Kyle Busch ties Tony Stewart in wins but is above comparison


LONG POND, Pa. — Kyle Busch often makes incredible moves on the race track, ones that people would compare to Jeff Gordon or David Pearson.

If he races someone a little hard, trades a little paint, they will compare him to Dale Earnhardt.

And with his fiery, hate-to-lose personality, some will compare him to his former Joe Gibbs Racing teammate Tony Stewart.

The Stewart comparison isn’t the most accurate for Busch, whose ability to will the car into making a move he shouldn’t make has virtually been unrivaled in the sport.

On the day where Busch tied Stewart for 13th in career NASCAR Cup Series victories as he captured the 49th of his career, it’s hard to view Busch as a carbon copy of any other NASCAR driver.

In fact, the way he won career victory No. 49 was more like the driver of the No. 48.

Busch won at Pocono Raceway on a day where he didn’t have the best car. That belonged to Kevin Harvick, but Harvick suffered damage on pit road with 39 laps remaining, ruining his chance to take the best car to victory lane.

And that’s where Busch has been at his finest since he came back from injury in 2015. He takes what race tracks and race circumstances give him and capitalizes on it. He and crew chief Adam Stevens can rival the Jimmie Johnson-Chad Knaus ability in that realm.

Once Busch earned the lead, he stayed there. He led 52 of the final 53 laps, including the last 42, outdueling teammate Daniel Suarez on four restarts over the final 37 laps.

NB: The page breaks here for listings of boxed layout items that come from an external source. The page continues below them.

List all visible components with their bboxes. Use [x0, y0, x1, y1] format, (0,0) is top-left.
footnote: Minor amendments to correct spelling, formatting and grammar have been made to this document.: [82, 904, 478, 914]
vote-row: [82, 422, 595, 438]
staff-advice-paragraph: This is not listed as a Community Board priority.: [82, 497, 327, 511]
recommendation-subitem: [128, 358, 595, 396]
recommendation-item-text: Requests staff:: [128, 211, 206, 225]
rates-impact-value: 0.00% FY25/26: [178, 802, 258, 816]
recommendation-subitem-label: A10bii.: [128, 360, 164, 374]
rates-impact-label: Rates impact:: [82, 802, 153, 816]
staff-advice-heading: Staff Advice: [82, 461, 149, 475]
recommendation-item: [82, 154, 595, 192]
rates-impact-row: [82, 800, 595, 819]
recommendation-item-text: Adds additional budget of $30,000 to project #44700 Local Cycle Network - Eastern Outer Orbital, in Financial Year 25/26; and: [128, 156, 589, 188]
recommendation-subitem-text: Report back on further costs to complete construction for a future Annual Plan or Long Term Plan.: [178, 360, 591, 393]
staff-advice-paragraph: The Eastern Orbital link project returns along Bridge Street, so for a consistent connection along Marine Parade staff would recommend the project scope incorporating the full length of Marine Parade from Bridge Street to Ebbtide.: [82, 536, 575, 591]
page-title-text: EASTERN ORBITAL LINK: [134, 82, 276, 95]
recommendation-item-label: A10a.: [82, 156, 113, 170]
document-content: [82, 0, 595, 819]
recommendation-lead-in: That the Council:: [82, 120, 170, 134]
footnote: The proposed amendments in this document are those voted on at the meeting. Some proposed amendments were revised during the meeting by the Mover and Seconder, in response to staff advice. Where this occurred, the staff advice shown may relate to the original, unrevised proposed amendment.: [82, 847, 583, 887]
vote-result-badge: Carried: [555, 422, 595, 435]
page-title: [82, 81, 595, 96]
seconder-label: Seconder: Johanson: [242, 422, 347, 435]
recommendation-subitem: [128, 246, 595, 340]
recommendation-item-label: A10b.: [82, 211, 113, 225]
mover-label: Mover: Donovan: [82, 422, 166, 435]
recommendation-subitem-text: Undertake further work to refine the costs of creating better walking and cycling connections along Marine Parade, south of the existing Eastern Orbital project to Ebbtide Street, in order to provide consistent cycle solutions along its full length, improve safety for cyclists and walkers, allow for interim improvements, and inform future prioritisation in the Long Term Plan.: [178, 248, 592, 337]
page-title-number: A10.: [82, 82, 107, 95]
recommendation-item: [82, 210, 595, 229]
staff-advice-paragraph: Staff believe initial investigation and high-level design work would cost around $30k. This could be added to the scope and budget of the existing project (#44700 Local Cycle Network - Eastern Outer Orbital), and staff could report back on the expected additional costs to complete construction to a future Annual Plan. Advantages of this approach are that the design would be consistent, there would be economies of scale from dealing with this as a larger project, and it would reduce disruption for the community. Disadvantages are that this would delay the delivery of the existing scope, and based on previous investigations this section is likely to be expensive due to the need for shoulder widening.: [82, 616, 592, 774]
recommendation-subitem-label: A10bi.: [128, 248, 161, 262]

No one might be better on restarts than Busch, who rarely makes mistakes in this era of double-file restarts that often create mayhem.

Busch has earned incredible respect for his talent and has accepted his role as a somewhat villain. Ever since he came into NASCAR, people first booed him as Kurt Busch’s brother, then Kyle did more than enough himself to earn fan scorn.

Kyle Busch loves to race in all series. That has increased fan angst as he often is the class of the field in the Xfinity and truck races he competes. He won the truck race Saturday, tying Ron Hornaday Jr. for the record of wins in that series with 51.

Hornaday was the driver that was involved in Busch’s worst NASCAR moment, when he wrecked Hornaday under caution in a November 2011 truck race at Texas, which caused NASCAR to park him for the rest of the weekend.

Those were some trying times, but Busch overcame them.

The guy whom he tied in wins probably could relate to that. And he showed his respect to Busch following the race.

Busch’s boss, Joe Gibbs, did say Stewart and Busch share some similar characteristics. They love racing and own race teams (albeit in different racing series).

But Busch, at 33, has the normalcy of family life with wife Samantha and 3-year-old son Brexton. He maybe has matured a little quicker, having more faith in what will happen in life after his wife needed in vitro fertilization to have Brexton.

“[Tony and Kyle] want to race cars every night — I think that’s very similar for both of them,” Gibbs said.

“I think the difference is Kyle now having the baby and Sam and Brexton, I think he’s taking a different path. But when they get in a race car, I think both of them are very talented, driven, want to go to the front, and I haven’t seen him — I don’t think a weekend, ever — where he hasn’t been that way. And both of them are real talented, that’s for sure.”

Busch might be better, though, in just having that inane sense to stick a car where he shouldn’t be able without wrecking.

He didn’t need that type of move to win Sunday. All he needed was to not make mistakes. That is where his team has thrived.

“They out-execute what their car is capable of every single week,” said his teammate, Denny Hamlin. “He qualifies well. He doesn’t lose his track position throughout the course of a race and at the end, the pit crew picks up three or four spots and he restarts from the front row.”

Hamlin said that two days before Sunday, and that pretty much is what happened. Except Busch, who qualified second, had to start 28th because his crew chief didn’t read a rule bulletin and had an extra fan in the car for qualifying, meaning his qualifying time was disallowed.

No problem. The team executed as it had to Sunday. And while it might have been most like Johnson, you know who it was like?

Kyle Busch.

He’s got the talent. He hates to lose, and that sparks his efforts to win. And when he exhibits enough patience, he makes it look easy, as he did for his sixth victory of 2018.

“Tony is a great friend of mine and really one of the guys that I kind of looked up to coming up through, and Tony was a great teammate, great friend and still is, so it’s pretty cool to tie him,” Busch said.

“[It] certainly means a lot to kind of keep climbing the ladder and getting to the next bunch of guys, and eclipsing that 50 is going to be pretty special. There’s no stop in Adam or myself or Joe [Gibbs] or Toyota or M&M’s or none of us, so we want to be able to go out there and continue on and keep this pattern going for years to come.”